There’s an implicit problem with the TIFFs that we generate: they’re big! Most importantly… they’re flat.

There’s some irony to this. We spent all this effort flattening the z-stacked CZI file for a flat TIFF, which is infinitely slower to navigate than the original CZI!

So saving as a pyramidal TIFF instead of a flat tiff would definitely help our case here.

The quickest way to do this is through libvips, with pyvips bindings installed (make sure that you install libvips before getting pyvips with pip; also, if you’re on Windows, make sure that the libvips’ \bin folder is included in your SYSTEM path variable).

Our final step therefore is getting our “flat” PIL image object to a pyramidal tiff (if you need to freshen up about why the pyramid exists in these files, see our section on Whole Slide Images and pyramid stacks in https://realdata.pathomation.com/digital-microscopy-imaging-data-with-python/)

import pyvips

dtype_to_format = {
 'uint8': 'uchar',
 'int8': 'char',
 'uint16': 'ushort',
 'int16': 'short',
 'uint32': 'uint',
 'int32': 'int',
 'float32': 'float',
 'float64': 'double',
 'complex64': 'complex',
 'complex128': 'dpcomplex',
}

img_3d_array = np.asarray(image)
height, width, bands = img_3d_array.shape
linear = img_3d_array.reshape(width * height * bands)
pyvips_image = pyvips.Image.new_from_memory(linear, width, height, bands, dtype_to_format[str(img_3d_array.dtype)])

tile_width, tile_height = core.get_tile_size()
pyvips_image.write_to_file('pyramidal_image.tiff', tile=True, tile_width=tile_width, tile_height=tile_height, pyramid=True)
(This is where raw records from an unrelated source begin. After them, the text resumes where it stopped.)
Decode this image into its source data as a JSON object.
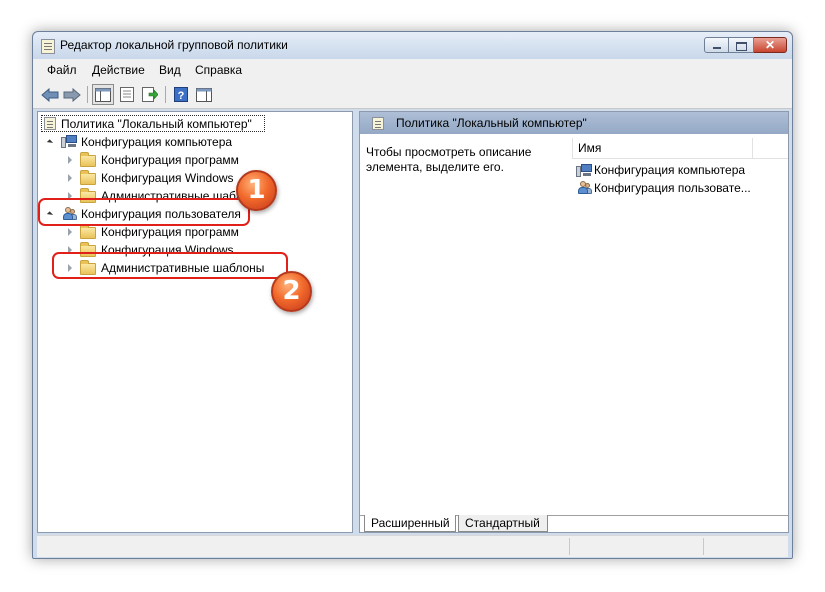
{
  "window": {
    "title": "Редактор локальной групповой политики",
    "close_glyph": "✕"
  },
  "menu": [
    "Файл",
    "Действие",
    "Вид",
    "Справка"
  ],
  "toolbar": [
    "back-icon",
    "forward-icon",
    "show-tree-icon",
    "properties-icon",
    "export-icon",
    "help-icon",
    "show-pane-icon"
  ],
  "tree": {
    "root": "Политика \"Локальный компьютер\"",
    "computer_config": "Конфигурация компьютера",
    "computer_children": [
      "Конфигурация программ",
      "Конфигурация Windows",
      "Административные шаблоны"
    ],
    "user_config": "Конфигурация пользователя",
    "user_children": [
      "Конфигурация программ",
      "Конфигурация Windows",
      "Административные шаблоны"
    ]
  },
  "right": {
    "header": "Политика \"Локальный компьютер\"",
    "description": "Чтобы просмотреть описание элемента, выделите его.",
    "column_name": "Имя",
    "items": [
      "Конфигурация компьютера",
      "Конфигурация пользовате..."
    ]
  },
  "tabs": [
    "Расширенный",
    "Стандартный"
  ],
  "annotations": {
    "step1": "1",
    "step2": "2",
    "color": "#e2201a"
  }
}
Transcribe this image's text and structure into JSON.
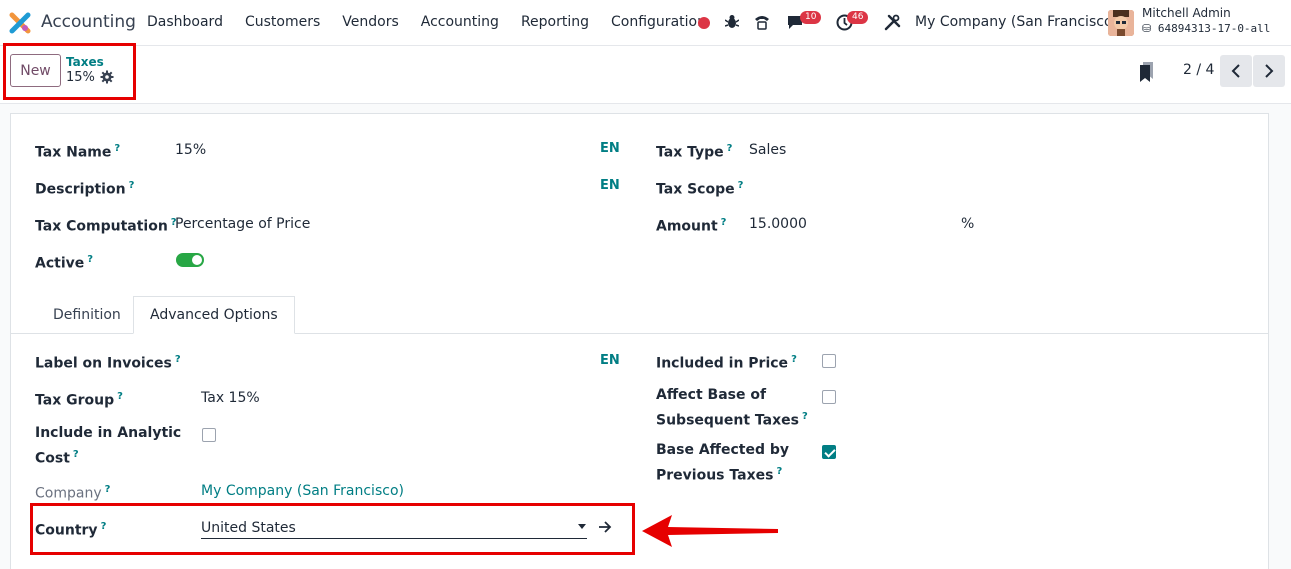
{
  "navbar": {
    "app_name": "Accounting",
    "menu": [
      "Dashboard",
      "Customers",
      "Vendors",
      "Accounting",
      "Reporting",
      "Configuration"
    ],
    "chat_count": "10",
    "activity_count": "46",
    "company": "My Company (San Francisco)",
    "user_name": "Mitchell Admin",
    "db_name": "64894313-17-0-all"
  },
  "control": {
    "new_label": "New",
    "breadcrumb_parent": "Taxes",
    "breadcrumb_current": "15%",
    "pager": "2 / 4"
  },
  "form": {
    "tax_name_label": "Tax Name",
    "tax_name": "15%",
    "description_label": "Description",
    "tax_computation_label": "Tax Computation",
    "tax_computation": "Percentage of Price",
    "active_label": "Active",
    "active": true,
    "tax_type_label": "Tax Type",
    "tax_type": "Sales",
    "tax_scope_label": "Tax Scope",
    "amount_label": "Amount",
    "amount": "15.0000",
    "amount_unit": "%",
    "lang": "EN",
    "help_mark": "?"
  },
  "tabs": {
    "definition": "Definition",
    "advanced": "Advanced Options"
  },
  "advanced": {
    "label_on_invoices_label": "Label on Invoices",
    "tax_group_label": "Tax Group",
    "tax_group": "Tax 15%",
    "include_analytic_label_1": "Include in Analytic",
    "include_analytic_label_2": "Cost",
    "company_label": "Company",
    "company": "My Company (San Francisco)",
    "country_label": "Country",
    "country": "United States",
    "included_in_price_label": "Included in Price",
    "affect_base_label_1": "Affect Base of",
    "affect_base_label_2": "Subsequent Taxes",
    "base_affected_label_1": "Base Affected by",
    "base_affected_label_2": "Previous Taxes",
    "included_in_price": false,
    "affect_base": false,
    "base_affected": true,
    "include_analytic": false
  },
  "colors": {
    "accent": "#017e84",
    "brand": "#714b67",
    "highlight": "#e60000"
  }
}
This final procedure is available as yet another separate Jupyter notebook. Once again much gratitude goes to Oleg Kulaev for figuring out the libvips interactions.

Optimization

The procedure as described can still take quite a while to process. The time needed is highly dependent on the selected zoomlevel. Deeper zoomlevels give you better accuracy, but at the expense of having to process more pixels.

We wrote this post mostly to explain the principle of how blur detection and z-stack optimization can work. By no means do we claim that is production-ready code. If you need professional, scalable blur-detection methods, check out e.g. David Ameisen‘s start-up company ImginIT (just don’t expect his process to be as clearly explained as we just did).

Here are a couple of ideas for optimization:

  • Do we really need to consider all pixels in a tile? Can we get by with selecting perhaps every other 2nd, 4th, 8th… pixel perhaps?
  • Do we need to run the blur detection on tiles from zoomlevel x in order to determine the right layer to select from? Perhaps we can get by with zoomlevel x – 1, x – 2…
  • Do we need to process tiles in their entirety? Perhaps we can select tiles from a coarser zoomlevel, artificially break up an individual tiles in smaller tiles, and use those as a reference.
  • Last but not least, do we even need all contingent tiles? This is easiest to illustrate in a 1-dimensional world: if the optimal layer to select from for tile 1 and tile 3 are the same, is there still any point to examine tile 2 as well? It’s easy now to conceive a recursive algorithm that starts with a (possibly even random) selection of tiles that only analyzes intermediate tiles as the need arises.